La suerte estaba echada desde el mismo día en que conocimos a don José Villalobos en San José. Lo peliculero hubiera sido que esto nos ocurriera al final del viaje, pero en la vida real estas cosas pasan cuando pasan.
Río Celeste
A la mañana siguiente, mano a mano con una pareja de americanos en luna de miel, David y Kelly, pusimos rumbo a río Celeste, en el parque nacional del Volcán Tenorio. Llover es una palabra contenida para reflejar lo que aquel día pasó. Diluvió. No paró. Ni un segundo. Al llegar a la entrada del parque, el guía nos aconsejó vestir chubasquero y calzar botas de agua. Kelly apareció con minifalda plisada azul y zapatos de ballet. La ascensión a través del bosque lluvioso resultó épica. Incluso bajo la tupida vegetación caía agua a raudales. A los veinte minutos, llevaras lo que llevaras, estabas mojado. Kelly hacía diecinueve que estaba empapada. Por lo menos, nuestras botas hacían el chapoteo por el fango y las raíces más llevadero.
Entonces lo olimos. ¡Azufre! En una zona del río salía vapor. ¡El agua ardía! Y apestaba a huevos podridos. Pronto llegamos al punto llamado Teñidero, que es donde el río cambia de color y deviene azul. ¡Rabiosamente azul celeste! Y unos veinte minutos después, exhaustos, mojados y embarrados, bajamos por la famosa escalera en la que don José Villalobos de Heredia creyó en Dios. Respiramos hondo, inmortalizamos el instante y disfrutamos de la imponencia del paisaje, encomendándonos a la diosa Fortuna, que al final es la que ayuda a ganar concursos y te lleva a Costa Rica. En medio del bosque, una enorme cascada de azul celeste se abría paso escupiendo agua azul. Maravillas de viajar. Regalos de la naturaleza. Había valido la pena.
De regreso a nuestro resort,nos fuimos a las termas del hotel para, merecidamente, con el volcán Arenal de fondo, pedir un par de Tequila Sunrise y disfrutar con recochineo de la puesta de sol en medio de la naturaleza.
Parque nacional Manuel Antonio
Dejamos Fortuna rumbo a Quepos, la última etapa del viaje. La puerta al célebre parque nacional de Manuel Antonio. Y la llegada al Pacífico. El calor subió quince grados. Cuarenta y dos en la sombra.
Guía
Cómo ir
Información
- Iberia (www.iberia.com) vuela directo a San José de Costa Rica desde Madrid.

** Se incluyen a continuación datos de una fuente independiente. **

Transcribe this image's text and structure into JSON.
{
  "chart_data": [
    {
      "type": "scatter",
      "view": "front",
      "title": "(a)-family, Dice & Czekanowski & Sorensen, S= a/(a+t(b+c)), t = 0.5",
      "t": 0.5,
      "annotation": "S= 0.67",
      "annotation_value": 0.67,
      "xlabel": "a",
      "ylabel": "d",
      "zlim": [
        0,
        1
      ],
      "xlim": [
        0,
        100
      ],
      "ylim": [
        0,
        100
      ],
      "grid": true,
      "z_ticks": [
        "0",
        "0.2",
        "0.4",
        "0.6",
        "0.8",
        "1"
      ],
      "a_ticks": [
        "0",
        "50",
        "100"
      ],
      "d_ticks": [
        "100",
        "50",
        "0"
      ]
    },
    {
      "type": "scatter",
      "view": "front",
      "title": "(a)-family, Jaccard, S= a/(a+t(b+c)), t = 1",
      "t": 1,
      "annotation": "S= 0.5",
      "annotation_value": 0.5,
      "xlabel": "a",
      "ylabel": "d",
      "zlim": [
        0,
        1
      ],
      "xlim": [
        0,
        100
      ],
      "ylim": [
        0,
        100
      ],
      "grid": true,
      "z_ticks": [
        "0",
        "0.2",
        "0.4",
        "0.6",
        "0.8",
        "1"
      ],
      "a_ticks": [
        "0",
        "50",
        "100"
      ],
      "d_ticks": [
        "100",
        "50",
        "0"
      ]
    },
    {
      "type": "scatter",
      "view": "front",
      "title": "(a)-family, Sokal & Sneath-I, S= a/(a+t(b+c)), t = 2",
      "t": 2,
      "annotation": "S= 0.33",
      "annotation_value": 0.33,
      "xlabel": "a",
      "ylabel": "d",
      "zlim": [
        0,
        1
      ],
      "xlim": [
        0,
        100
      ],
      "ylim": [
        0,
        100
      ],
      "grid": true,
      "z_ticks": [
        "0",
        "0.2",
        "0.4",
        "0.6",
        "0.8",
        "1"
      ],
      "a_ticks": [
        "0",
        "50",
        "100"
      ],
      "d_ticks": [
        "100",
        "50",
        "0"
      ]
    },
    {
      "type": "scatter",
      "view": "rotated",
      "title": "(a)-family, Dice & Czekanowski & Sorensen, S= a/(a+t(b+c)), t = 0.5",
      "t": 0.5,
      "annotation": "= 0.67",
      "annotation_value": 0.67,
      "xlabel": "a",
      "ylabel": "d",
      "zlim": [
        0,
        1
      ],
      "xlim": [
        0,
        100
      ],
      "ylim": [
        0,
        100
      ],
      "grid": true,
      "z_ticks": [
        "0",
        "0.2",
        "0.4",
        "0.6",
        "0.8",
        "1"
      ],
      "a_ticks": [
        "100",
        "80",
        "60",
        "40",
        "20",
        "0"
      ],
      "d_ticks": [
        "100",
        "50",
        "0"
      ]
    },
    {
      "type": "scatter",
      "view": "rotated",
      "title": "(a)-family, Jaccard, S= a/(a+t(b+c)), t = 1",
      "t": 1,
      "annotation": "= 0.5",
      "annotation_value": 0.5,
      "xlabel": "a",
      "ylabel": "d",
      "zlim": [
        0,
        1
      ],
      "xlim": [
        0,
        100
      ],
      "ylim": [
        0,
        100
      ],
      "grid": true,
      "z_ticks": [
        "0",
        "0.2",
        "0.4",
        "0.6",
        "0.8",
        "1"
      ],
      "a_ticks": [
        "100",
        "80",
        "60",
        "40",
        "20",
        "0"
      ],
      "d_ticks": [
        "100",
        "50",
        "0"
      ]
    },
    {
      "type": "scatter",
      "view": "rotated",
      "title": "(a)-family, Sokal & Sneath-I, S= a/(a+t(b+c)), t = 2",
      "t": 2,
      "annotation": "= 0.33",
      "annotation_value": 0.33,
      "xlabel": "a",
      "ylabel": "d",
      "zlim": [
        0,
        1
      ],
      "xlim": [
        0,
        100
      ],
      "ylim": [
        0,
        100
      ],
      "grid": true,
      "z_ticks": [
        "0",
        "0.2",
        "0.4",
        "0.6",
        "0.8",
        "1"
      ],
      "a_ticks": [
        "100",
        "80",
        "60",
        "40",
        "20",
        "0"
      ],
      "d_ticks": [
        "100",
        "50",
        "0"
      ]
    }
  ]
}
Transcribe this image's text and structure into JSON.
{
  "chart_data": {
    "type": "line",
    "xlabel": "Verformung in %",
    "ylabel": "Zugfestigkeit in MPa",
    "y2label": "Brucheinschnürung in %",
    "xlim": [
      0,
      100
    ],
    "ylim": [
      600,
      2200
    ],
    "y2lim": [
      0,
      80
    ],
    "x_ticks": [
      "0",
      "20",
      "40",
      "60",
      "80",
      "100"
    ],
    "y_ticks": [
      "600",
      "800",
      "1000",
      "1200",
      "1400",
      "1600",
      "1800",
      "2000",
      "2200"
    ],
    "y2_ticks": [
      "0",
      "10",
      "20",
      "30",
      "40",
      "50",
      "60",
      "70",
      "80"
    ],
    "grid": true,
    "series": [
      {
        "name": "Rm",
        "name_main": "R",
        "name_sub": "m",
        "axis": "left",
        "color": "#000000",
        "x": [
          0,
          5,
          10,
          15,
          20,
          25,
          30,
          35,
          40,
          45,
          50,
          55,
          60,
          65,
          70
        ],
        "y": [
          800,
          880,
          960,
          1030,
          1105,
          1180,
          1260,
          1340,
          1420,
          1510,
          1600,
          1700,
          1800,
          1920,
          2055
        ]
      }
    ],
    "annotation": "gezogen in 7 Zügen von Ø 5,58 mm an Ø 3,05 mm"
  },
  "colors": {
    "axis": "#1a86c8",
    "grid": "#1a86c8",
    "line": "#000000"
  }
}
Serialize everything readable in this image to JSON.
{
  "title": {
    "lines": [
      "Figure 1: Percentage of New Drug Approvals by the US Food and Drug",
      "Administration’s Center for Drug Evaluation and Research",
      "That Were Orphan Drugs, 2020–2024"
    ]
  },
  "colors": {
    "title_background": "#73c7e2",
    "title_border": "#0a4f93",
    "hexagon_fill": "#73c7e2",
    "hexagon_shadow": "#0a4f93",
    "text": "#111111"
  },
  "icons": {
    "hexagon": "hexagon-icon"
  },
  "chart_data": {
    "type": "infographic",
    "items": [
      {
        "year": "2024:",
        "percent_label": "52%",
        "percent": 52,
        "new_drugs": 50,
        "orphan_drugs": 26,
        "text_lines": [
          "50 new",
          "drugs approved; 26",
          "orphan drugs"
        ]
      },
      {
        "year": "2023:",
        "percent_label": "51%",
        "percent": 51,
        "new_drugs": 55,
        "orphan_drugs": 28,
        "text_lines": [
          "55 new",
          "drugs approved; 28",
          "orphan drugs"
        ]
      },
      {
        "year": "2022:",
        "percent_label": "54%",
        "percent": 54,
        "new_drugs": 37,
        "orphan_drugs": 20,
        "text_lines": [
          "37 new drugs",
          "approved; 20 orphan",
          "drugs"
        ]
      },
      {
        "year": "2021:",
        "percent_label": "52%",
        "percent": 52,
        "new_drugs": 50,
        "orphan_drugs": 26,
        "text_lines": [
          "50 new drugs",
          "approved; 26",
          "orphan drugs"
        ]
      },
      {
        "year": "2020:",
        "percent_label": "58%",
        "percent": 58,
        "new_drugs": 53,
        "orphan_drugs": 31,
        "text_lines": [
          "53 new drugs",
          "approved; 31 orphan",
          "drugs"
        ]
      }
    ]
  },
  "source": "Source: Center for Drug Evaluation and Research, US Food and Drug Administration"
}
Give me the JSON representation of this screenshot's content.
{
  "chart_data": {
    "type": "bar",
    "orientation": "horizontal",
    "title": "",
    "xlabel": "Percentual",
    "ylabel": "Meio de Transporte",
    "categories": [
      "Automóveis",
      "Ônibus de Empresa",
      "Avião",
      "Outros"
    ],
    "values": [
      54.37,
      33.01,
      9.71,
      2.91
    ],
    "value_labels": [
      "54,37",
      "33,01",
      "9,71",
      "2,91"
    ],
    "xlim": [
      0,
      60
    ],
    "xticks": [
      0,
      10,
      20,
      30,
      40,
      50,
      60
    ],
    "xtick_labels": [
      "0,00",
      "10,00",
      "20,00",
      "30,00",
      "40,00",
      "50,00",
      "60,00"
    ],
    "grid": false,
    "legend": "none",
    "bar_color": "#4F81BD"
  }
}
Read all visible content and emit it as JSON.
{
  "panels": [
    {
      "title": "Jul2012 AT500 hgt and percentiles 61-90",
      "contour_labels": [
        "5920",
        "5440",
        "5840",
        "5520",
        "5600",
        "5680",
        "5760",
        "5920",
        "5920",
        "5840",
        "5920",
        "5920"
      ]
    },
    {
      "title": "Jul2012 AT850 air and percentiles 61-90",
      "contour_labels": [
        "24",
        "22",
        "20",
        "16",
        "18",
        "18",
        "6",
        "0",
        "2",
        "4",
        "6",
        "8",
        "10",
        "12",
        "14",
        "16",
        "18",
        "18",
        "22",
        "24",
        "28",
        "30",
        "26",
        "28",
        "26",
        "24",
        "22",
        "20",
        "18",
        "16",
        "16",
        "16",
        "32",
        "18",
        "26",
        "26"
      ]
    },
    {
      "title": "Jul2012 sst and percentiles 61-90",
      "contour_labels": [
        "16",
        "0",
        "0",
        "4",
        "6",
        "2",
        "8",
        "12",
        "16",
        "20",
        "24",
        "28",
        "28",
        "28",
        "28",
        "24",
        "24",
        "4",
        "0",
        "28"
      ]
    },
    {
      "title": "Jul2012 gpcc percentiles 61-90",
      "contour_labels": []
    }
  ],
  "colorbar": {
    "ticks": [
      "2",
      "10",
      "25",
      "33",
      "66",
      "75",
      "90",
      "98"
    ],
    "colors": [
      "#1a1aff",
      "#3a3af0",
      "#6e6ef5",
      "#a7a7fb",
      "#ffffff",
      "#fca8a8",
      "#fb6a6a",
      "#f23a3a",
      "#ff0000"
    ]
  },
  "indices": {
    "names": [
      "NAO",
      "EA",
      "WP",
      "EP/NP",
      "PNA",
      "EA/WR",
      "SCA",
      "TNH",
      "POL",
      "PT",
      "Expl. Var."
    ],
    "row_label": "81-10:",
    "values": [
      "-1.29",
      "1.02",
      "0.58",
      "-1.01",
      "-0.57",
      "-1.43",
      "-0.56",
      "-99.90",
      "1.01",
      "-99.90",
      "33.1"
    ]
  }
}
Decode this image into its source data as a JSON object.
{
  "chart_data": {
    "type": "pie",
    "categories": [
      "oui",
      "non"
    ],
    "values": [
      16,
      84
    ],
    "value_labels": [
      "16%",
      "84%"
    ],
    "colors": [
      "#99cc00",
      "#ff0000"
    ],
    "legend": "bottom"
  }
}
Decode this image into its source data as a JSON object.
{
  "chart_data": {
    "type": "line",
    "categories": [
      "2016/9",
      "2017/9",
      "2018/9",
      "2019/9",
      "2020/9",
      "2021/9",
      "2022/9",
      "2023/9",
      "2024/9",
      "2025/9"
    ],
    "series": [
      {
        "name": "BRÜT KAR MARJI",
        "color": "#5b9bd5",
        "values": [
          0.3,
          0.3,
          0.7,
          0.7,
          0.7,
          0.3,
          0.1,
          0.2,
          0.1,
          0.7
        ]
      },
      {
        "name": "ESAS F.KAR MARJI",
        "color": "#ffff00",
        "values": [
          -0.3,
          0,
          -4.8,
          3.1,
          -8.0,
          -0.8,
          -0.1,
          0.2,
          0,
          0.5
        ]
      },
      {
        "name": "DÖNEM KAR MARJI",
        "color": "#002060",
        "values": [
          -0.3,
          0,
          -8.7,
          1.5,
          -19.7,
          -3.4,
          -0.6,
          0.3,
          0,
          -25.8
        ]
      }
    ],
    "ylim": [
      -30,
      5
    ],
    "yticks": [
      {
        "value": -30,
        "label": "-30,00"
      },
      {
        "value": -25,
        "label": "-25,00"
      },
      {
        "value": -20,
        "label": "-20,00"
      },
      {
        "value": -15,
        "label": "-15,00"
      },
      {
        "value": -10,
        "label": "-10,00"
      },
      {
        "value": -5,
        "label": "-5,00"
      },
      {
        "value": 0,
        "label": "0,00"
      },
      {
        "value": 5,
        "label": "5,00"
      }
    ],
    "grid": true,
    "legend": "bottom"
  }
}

Ida y vuelta, a partir de 472 euros.
- Agencias como Logitravel (www.logitravel.com), Viajes El Corte Inglés (www.viajeselcorteingles.es), Nautalia (www.nautaliaviajes.com) y Catai (www.catai.es), entre muchos otros, ofrecen viajes a Costa Rica.
- Oficina de Turismo de Costa Rica (www.visitcostarica.com).
- Información sobre las zonas naturales protegidas del país: www.sinac.go.cr.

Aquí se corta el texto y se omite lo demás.